Monday, April 21, 2014

The Horror of Survival

There is a sense of horror that comes from being left alone.  When I was in the first grade  there was a fire drill near the end of the day.  Our fire alarm sound exactly to same in my mind as the bell for the end of school.  The bell sounded and I began gathering my things.  I put on my backpack and looked up.  I saw my peers gathering at the back of the room and heading out the back door.  I thought that it was odd, but I knew what I was doing even if they were crazy.  I walked down the hall toward the front of the school and noticed that there was no one in the hall with me.  This I marked as being even more odd than that which my peers were doing when they were exiting the back of the room.  When I walked out the front door all of the busses were there but no students were anywhere to be seen, instead all of the drivers were standing in the doorways of their respective busses.  They looked at me strangely.  The world changed.  I realized that I was alone and no one was there with me.  I ran back into the school and I saw my principal.  I ran to him, wrapped my arms around his legs and buried my sobs in his ample belly.  He patted me on the head and escorted me back to my class.  The students we back in their seats and my teachers smiled at me.  “Did you think it was the end of school?” No, I thought it was the end of the world.
I felt much the same way as I watched the BBC production Threads.  There is something to being left behind.  When we live while others die, we feel a sense of loneliness and guilt.  This is often rendered horror or terror.  In Threads this is played to dramatic effect.  While the film seems to focus on many different people, Two families plus the leaders of the town in which they all live, it ends on one.  The relationships of the families are rich and unique and the end is empty as our survivor is alone.  This is the horror of survival.
Immediately after the bombing of the town, we see many of these people struggling to survive.  Ruth and her family hole up in their basement trying to subsist on what they have stored.  Jimmy is assumed dead as he was outside when the bombs struck.  His parents are trying to survive in the lean-to that they have constructed in their flat.  His mother is severely burned on one side of her body and suffering greatly.  As they try to find water and food they have a sense of hopelessness.  It is clear that they do not know why they are bothering to try to live.  Eventually she dies and he goes out in search of food and water.  Ruth leaves the shelter of her basement in search of Jimmy.  She does not find him and upon returning to her house hears the buzzing of flies in the basement and concludes that her family is dead.  
From here the film focuses on Ruth.  We see others briefly but they soon succumb.  It is clear that the only reason Ruth has for survival is for her baby.  Society has collapsed and their only purpose is to go on living.  They farm, but struggle to make it last.   We see Ruth stealing and working the black market for food.  Eventually the baby comes.  But it is not a moment of joy. It is a time filled with terror and loneliness.  She delivers alone and holds her baby as she sobs.  They are not sobs of joy, but of sorrow.  She cries because life goes on, not because it ends.
She eats rats. she labors in the fields. she steals, but it is all for naught.  Eventually she collapses in the field.  Her daughter seems unsure of what to think of her mother’s imminent death.  She only can say few words.  Notably she calls her Ruth, not Mum, and tells her that it is time to work.  Their language has degraded to mere practicality.  Ruth reaches up and grabs her daughter’s hand.  A sign of affection.  A sign that her daughter does not understand.  She dies and her daughter rummages her bedclothes for necessities and moves on.  
So Ruth survived the holocaust, but for what?  She was alone and though her daughter was with her, survival held no joy, no relationship.  Her daughter lives on and subsists without culture or family.  She makes ‘friends’ who help her steal but one is killed (whose death is hardly regarded) and then she is raped by her other ‘friend’.  She is left alone.  She lives and then feels the pains of labor.  She goes to the hospital and says, “Babby. Coming.”  She is rejected.  She is expected to deliver alone, even as her mother did.  This is a horrible prospect for her.  She does deliver in the hospital, but the silence accompanying the child's birth belies the truth of still-birth.  The child is wrapped and handed to her.  She looks on the child in horror and the shot freezes and ends.

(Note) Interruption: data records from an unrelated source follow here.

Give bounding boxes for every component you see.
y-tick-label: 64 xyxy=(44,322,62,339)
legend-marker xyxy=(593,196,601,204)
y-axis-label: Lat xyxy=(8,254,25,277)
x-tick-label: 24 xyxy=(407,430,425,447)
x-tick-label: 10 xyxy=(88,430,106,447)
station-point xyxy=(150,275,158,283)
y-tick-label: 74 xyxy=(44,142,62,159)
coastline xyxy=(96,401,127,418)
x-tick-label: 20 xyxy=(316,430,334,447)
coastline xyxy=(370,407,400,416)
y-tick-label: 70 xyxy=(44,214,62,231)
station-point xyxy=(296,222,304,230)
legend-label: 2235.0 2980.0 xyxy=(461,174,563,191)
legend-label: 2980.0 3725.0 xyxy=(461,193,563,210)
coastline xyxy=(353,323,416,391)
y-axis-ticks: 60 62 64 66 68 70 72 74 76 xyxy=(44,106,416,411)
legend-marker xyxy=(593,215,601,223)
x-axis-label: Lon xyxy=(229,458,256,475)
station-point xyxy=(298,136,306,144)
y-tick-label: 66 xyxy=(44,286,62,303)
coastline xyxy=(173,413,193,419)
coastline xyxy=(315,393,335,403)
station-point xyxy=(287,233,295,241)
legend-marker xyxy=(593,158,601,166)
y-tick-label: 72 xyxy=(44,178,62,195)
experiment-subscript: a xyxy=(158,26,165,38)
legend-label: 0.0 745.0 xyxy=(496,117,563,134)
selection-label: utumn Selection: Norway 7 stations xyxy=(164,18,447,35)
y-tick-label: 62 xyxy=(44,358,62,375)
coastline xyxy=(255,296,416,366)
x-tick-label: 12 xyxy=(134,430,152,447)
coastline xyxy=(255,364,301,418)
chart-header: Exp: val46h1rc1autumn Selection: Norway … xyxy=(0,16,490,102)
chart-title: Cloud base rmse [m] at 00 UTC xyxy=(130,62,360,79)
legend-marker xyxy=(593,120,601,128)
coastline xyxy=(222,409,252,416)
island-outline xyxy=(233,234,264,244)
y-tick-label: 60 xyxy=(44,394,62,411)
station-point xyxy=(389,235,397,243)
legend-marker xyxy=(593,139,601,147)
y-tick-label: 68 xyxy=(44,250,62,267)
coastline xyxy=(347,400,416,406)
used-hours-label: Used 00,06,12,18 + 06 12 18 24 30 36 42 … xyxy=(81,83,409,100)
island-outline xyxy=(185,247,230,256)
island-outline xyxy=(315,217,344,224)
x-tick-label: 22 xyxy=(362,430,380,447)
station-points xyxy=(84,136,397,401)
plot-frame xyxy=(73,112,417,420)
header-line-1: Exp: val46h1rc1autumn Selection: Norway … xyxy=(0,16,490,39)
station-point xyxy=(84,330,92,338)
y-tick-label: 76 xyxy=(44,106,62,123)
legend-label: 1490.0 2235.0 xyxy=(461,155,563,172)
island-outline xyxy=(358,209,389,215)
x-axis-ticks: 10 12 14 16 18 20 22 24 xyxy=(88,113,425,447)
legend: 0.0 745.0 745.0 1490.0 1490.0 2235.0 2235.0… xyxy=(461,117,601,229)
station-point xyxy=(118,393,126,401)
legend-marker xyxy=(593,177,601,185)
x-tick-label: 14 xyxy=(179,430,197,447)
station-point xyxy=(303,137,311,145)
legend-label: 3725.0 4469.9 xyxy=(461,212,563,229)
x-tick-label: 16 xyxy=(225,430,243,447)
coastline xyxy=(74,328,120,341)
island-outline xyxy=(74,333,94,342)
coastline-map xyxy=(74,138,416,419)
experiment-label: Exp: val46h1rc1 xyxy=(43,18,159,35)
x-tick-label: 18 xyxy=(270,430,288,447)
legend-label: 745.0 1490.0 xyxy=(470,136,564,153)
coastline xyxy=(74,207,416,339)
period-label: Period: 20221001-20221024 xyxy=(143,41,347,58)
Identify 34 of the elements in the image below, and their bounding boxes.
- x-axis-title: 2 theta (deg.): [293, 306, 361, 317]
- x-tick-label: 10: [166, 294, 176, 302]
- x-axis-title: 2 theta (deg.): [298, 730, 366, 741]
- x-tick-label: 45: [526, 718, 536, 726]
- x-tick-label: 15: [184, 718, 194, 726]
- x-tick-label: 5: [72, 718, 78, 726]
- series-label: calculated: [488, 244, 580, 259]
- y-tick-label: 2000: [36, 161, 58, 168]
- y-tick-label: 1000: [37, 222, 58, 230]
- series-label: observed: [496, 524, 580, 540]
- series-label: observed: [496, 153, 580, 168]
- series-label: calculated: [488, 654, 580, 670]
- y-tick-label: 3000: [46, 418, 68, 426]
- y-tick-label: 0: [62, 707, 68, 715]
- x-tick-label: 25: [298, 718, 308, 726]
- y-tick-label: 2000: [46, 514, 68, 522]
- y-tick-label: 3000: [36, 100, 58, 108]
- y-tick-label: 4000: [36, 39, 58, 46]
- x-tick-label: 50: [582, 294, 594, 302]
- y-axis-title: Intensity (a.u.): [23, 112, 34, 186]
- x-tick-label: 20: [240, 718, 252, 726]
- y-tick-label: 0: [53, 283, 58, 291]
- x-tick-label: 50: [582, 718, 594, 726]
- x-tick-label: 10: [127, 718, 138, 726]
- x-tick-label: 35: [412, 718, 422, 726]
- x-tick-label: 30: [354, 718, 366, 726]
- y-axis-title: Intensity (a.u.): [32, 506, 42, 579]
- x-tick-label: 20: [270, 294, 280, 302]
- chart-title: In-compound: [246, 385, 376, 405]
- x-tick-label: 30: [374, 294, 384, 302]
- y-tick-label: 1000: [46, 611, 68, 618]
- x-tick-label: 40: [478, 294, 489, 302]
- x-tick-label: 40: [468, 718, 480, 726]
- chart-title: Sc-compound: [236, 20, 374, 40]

This final shot portrays the horror of survival.  She lives but she is ultimately left alone.  There is no child to carry on.  But is that even to be desired?  Humanity lives, but all is lost.  TO what end do they survive?  For what purpose is it to live, when all hope for meaningful relationship is lost.  The humans are together, but they are alone.  The nuclear holocaust destroys individual live and the life of society.  Without society, we are all alone.  The film portrays this as the final horror of survival and they are right.  Without love, what does it mean to live?